The API welcomed a plan to open new offshore areas for exploration, which it says is an acknowledgment of the industry’s advancements in technology to safely access resources, as well as tax reforms that “will allow the natural gas and oil industry to continue building in the millions of jobs we support and billions we invest into the U.S. economy every year.”
In contrast, Canada’s oil and gas sector is looking forward to another year of uncertainty, low prices and increasing tax burdens. The coming big-ticket items are a tanker ban off Canada’s West Coast, reforms of federal regulatory reviews of major projects, tougher methane emissions regulations, and national carbon pricing.
That’s in addition to upheaval from continuing lack of energy export infrastructure — oil and gas pipelines and LNG terminals.
“Canadian oil prices have completely de-coupled from global benchmarks — with the current strip implying the widest heavy (oil) differential in about three years at US$20 a barrel in 2018,” Peters & Co. analysts say in a recent outlook report.
And there isn’t a quick fix. Canadian oil supplies, which are growing with the completion of big oilsands projects, will match pipeline capacity this year and next, Peters said. Of the three pipelines at various stages of approval, only Enbridge’s Line 3 replacement has a high probability of being in service by 2020, according to Peters, while due to continuing delays both Keystone XL and the Trans Mountain expansion are anticipating in service dates after 2020.
The story is even bleaker on the gas side, where pipelines are full now and export capacity not available until a liquefied gas industry takes off.

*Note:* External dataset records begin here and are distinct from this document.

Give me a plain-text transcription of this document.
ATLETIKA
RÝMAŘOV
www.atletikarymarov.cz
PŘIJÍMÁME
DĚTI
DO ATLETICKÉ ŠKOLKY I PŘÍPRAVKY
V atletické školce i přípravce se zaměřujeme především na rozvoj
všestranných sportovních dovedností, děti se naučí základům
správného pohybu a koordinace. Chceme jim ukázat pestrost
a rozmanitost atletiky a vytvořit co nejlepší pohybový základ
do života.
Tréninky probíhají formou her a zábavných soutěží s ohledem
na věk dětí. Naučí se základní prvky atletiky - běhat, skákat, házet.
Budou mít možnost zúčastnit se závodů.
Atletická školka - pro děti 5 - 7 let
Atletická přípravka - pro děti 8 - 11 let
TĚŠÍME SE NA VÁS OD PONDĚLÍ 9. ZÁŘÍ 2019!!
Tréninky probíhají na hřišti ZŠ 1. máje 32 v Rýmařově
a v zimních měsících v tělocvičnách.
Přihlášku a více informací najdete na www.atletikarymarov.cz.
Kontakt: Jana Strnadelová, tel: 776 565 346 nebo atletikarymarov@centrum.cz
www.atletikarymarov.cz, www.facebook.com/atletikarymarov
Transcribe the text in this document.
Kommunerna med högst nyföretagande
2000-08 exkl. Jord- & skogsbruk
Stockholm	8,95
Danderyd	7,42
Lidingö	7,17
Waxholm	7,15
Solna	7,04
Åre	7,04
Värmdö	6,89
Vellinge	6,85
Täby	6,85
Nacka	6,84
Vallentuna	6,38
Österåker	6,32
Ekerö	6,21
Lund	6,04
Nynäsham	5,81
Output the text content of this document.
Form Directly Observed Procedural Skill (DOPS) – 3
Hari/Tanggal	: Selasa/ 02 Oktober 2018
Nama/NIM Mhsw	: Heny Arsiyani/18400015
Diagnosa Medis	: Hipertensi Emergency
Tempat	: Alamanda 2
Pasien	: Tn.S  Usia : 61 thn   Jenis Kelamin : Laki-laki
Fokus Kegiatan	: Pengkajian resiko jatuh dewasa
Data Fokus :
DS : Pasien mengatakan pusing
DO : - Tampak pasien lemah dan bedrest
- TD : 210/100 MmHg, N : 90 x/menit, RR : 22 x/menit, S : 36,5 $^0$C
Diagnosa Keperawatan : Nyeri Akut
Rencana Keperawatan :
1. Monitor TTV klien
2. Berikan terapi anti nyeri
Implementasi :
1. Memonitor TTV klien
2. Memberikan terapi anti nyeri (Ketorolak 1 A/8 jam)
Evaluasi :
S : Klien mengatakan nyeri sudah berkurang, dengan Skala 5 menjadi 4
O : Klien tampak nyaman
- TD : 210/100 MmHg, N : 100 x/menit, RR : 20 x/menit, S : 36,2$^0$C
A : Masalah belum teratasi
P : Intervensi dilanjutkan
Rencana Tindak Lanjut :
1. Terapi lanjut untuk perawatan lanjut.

The upshot is that capital spending in Canada is expected to stay flat at $51 billion this year, though oilsands spending will decrease by $2.8 billion to $13.6 billion, or about 60-per-cent less than before oil prices crashed in 2014, and spending on the conventional side will increase to $37.5 billion, up $2.4 billion.
Meanwhile, the Alberta government is expected to collect a staggering sum in carbon payments from the oilsands alone — more than $1.1 billion by 2025, from $300 million in 2017.
The U.S. Permian basin, where there are no such payments, is the new hot spot. Spending is expected to increase to about US$40- to US$45-billion this year, from US$35-billion in 2017, Peters said.
Here’s the kicker: by growing, the U.S. oil and gas industry is achieving similar objectives as Canadian governments that are restraining Canadian oil and gas — lower GHG emissions, economic growth and job creation, market diversification and greater innovation.